= William Sheppard (horse trainer) =

Australian horse trainer (1855–1932)

William Sheppard (1855 – 24 January 1932) was a veteran racehorse trainer in the Colony and State of South Australia.

==History==
Sheppard was born in Essex in straitened circumstances, a son of a gamekeeper. At age nine he was apprenticed to a Mr. Hilton, who raced dogs and horses, but some four years later he left that situation and joined up with the horse training establishment of Tom Sherwood (1838–1923) at Red House, Epsom, and trained the Derby winner Cremorne.
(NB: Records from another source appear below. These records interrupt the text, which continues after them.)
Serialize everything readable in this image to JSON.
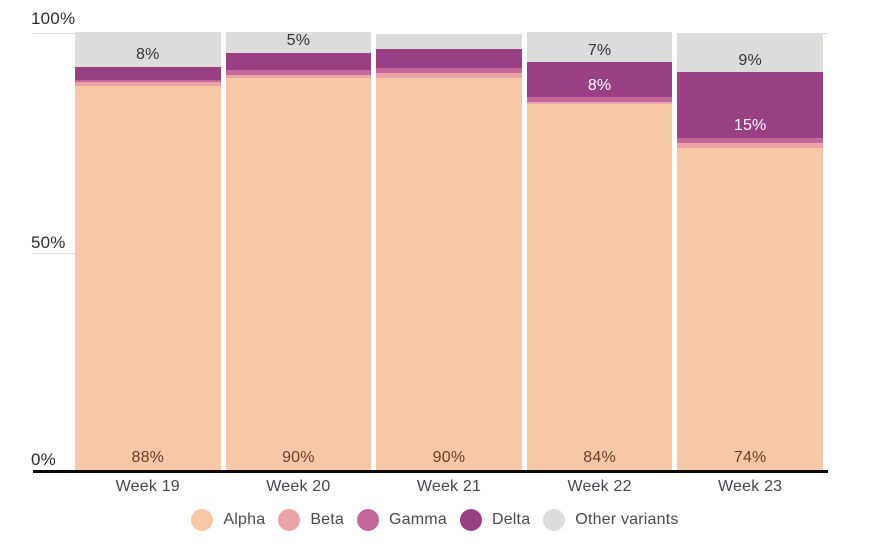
{
  "chart_data": {
    "type": "bar",
    "stacked": true,
    "unit": "%",
    "categories": [
      "Week 19",
      "Week 20",
      "Week 21",
      "Week 22",
      "Week 23"
    ],
    "series": [
      {
        "name": "Alpha",
        "color": "#f7c8a6",
        "values": [
          88,
          90,
          90,
          84,
          74
        ]
      },
      {
        "name": "Beta",
        "color": "#eda4a9",
        "values": [
          1,
          0.7,
          1,
          0.5,
          1.1
        ]
      },
      {
        "name": "Gamma",
        "color": "#c4679a",
        "values": [
          0.5,
          1,
          1.3,
          1,
          1.1
        ]
      },
      {
        "name": "Delta",
        "color": "#993f83",
        "values": [
          3,
          4,
          4.3,
          8,
          15
        ]
      },
      {
        "name": "Other variants",
        "color": "#dcdcdb",
        "values": [
          8,
          4.8,
          3.4,
          7,
          9
        ]
      }
    ],
    "segment_labels": [
      {
        "week": 0,
        "series": "Alpha",
        "text": "88%",
        "variant": "alpha"
      },
      {
        "week": 0,
        "series": "Other variants",
        "text": "8%",
        "variant": "dark"
      },
      {
        "week": 1,
        "series": "Alpha",
        "text": "90%",
        "variant": "alpha"
      },
      {
        "week": 1,
        "series": "Other variants",
        "text": "5%",
        "variant": "dark"
      },
      {
        "week": 2,
        "series": "Alpha",
        "text": "90%",
        "variant": "alpha"
      },
      {
        "week": 3,
        "series": "Alpha",
        "text": "84%",
        "variant": "alpha"
      },
      {
        "week": 3,
        "series": "Delta",
        "text": "8%",
        "variant": "white"
      },
      {
        "week": 3,
        "series": "Other variants",
        "text": "7%",
        "variant": "dark"
      },
      {
        "week": 4,
        "series": "Alpha",
        "text": "74%",
        "variant": "alpha"
      },
      {
        "week": 4,
        "series": "Delta",
        "text": "15%",
        "variant": "white"
      },
      {
        "week": 4,
        "series": "Other variants",
        "text": "9%",
        "variant": "dark"
      }
    ],
    "yticks": [
      "100%",
      "50%",
      "0%"
    ],
    "ylim": [
      0,
      100
    ],
    "xlabel": "",
    "ylabel": "",
    "grid": "partial-left-stubs",
    "legend_position": "bottom"
  },
  "colors": {
    "axis_line": "#0b0b0b",
    "tick_text": "#2d2d30",
    "week_text": "#45454e",
    "alpha_label_text": "#713a28",
    "gridline": "#dcdcdc",
    "background": "#ffffff"
  }
}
After a couple of years, and a brief return to his home, he started with Mayhoe or Heywood, trainer for Baron Rothschild at his stud in Newmarket, then Tom Jennings, also at Newmarket.
He was next with trainer Bloss or Captain Mitchell, who had as a client Sir George Chetwynd, perhaps the 3rd Baronet Chetwynd.
In 1874 Sir George sold two stallions, Countryman and Winterlake, Sir Edmund, a yearling colt, and the mare Bridal Wreath to a visiting South Australian breeder William Blackler, who hired Sheppard as a groom to accompany the horses on their voyage to Australia.

He worked for Blackler at what was to become the Fulham Park Stud at The Reedbeds for three years, then returned to England. Whether this was intended as a holiday or some other purpose, Sheppard was soon back in Adelaide with Blackler.
He next began working as a private trainer for Charles L. Taylor, who also had stables at The Reedbeds, and his first major success: Lightfoot, winner of the 1879 Great Eastern Steeplechase, and a string of other hurdle races with that horse and Jack's the Lad.
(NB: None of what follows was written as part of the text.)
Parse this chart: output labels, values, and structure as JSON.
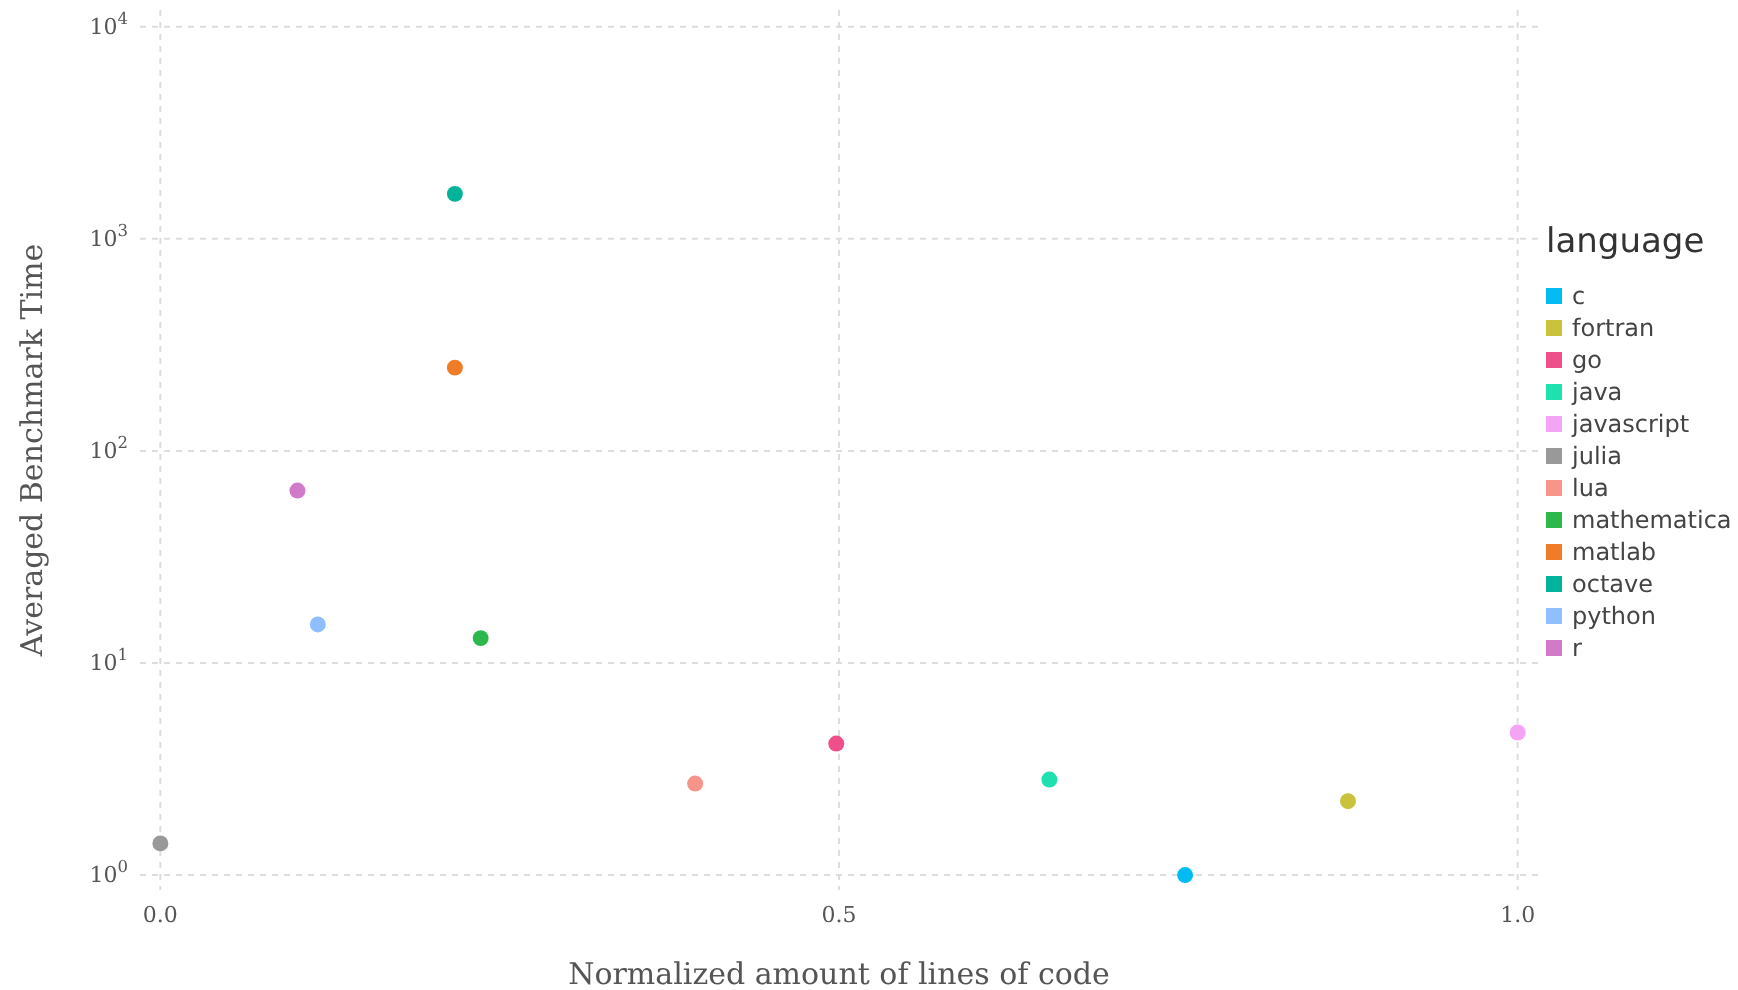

His next employer was Harry Leary with stables at the Seven Stars Hotel, Angas Street, and General Havelock Hotel, Hutt Street, then set up on his own as a public trainer at the Britannia Hotel. A year or two later he was engaged as private trainer by Thomas or W. Cowan, and stayed at the Parkside Hotel.
Next came Seth Ferry, who had stables at Mitcham and Gawler, and for whom he prepared some 50 winners, notably Sir Ewan, winner of three consecutive Hunt Club Cups.

He was next appointed head trainer for Gerald Buckley (c. 1855–1935), of "Narrapumelap Estate", near Wickliffe, Victoria, but the situation was not to his liking, and nine months later he was back in Adelaide. He was for a while private trainer for Thomas "Tom" Jordan of Jordan Park, Edwardstown. He then set himself up as a public trainer, working from the Britannia Hotel, Norwood for around 10 years. Around 1904 the family moved into a nearby property at Stacy (now Stacey) Street, Norwood, which he dubbed "Corizann Lodge", named for a 1 or 2-year old bay mare he got in exchange for a pony that cost him £3, and went on to win for him hundreds of pounds. Notable clients around this time were John Rowan (1841–1920) of Warrnambool and Mount Gambier and Frederick W. Allen (1844–1927) of Edithburgh.

The last horse he trained was the hurdler Insult, holder of two State records, and throughout his 60-year career he trained the winners of some 500 or 600 races.

Sheppard died of pneumonia after a year or two's ill health, after a career in racing perhaps unmatched for length of service and integrity: throughout his long career he had only once been called before the stewards, and on that occasion found blameless. He was survived by two sons; his widow, who had been an invalid for some years, died six months later.

Their son "Les" Sheppard continued training at the family property at Stacey Street, Norwood, which included stables, loose boxes, and hayloft. Les was noted as a "clocker", closely watching and recording the performance of his charges, and wrote for The News under the byline "Lord Setay", in homage to the horse of that name, perhaps the finest his father trained.

==Family==
William Sheppard married Annie Hughes in 1883, perhaps same person as Hannah (c. 1862 – 7 June 1932). They had a home "Corizann Lodge" at 4 Stacey Street, Norwood. He had two sons:
- Arthur William Charles "Bill" Sheppard (1884 – 17 April 1950) had a serious accident in 1896 while riding on the Old Course training track, which necessitated amputation of the left leg. He later worked at Simpson's factory, Dudley Park
- Leslie "Sam" Sheppard ( –1983) was a jockey
- Nellie Sheppard
- Leslie James "Les" "Shep" Sheppard ( –1987) was also a horse trainer, quiz champion, and as "Lord Setay" wrote on turf topics for The News.

==Recognition==
Sheppards Lane, Norwood, which ran alongside his property, was named for him.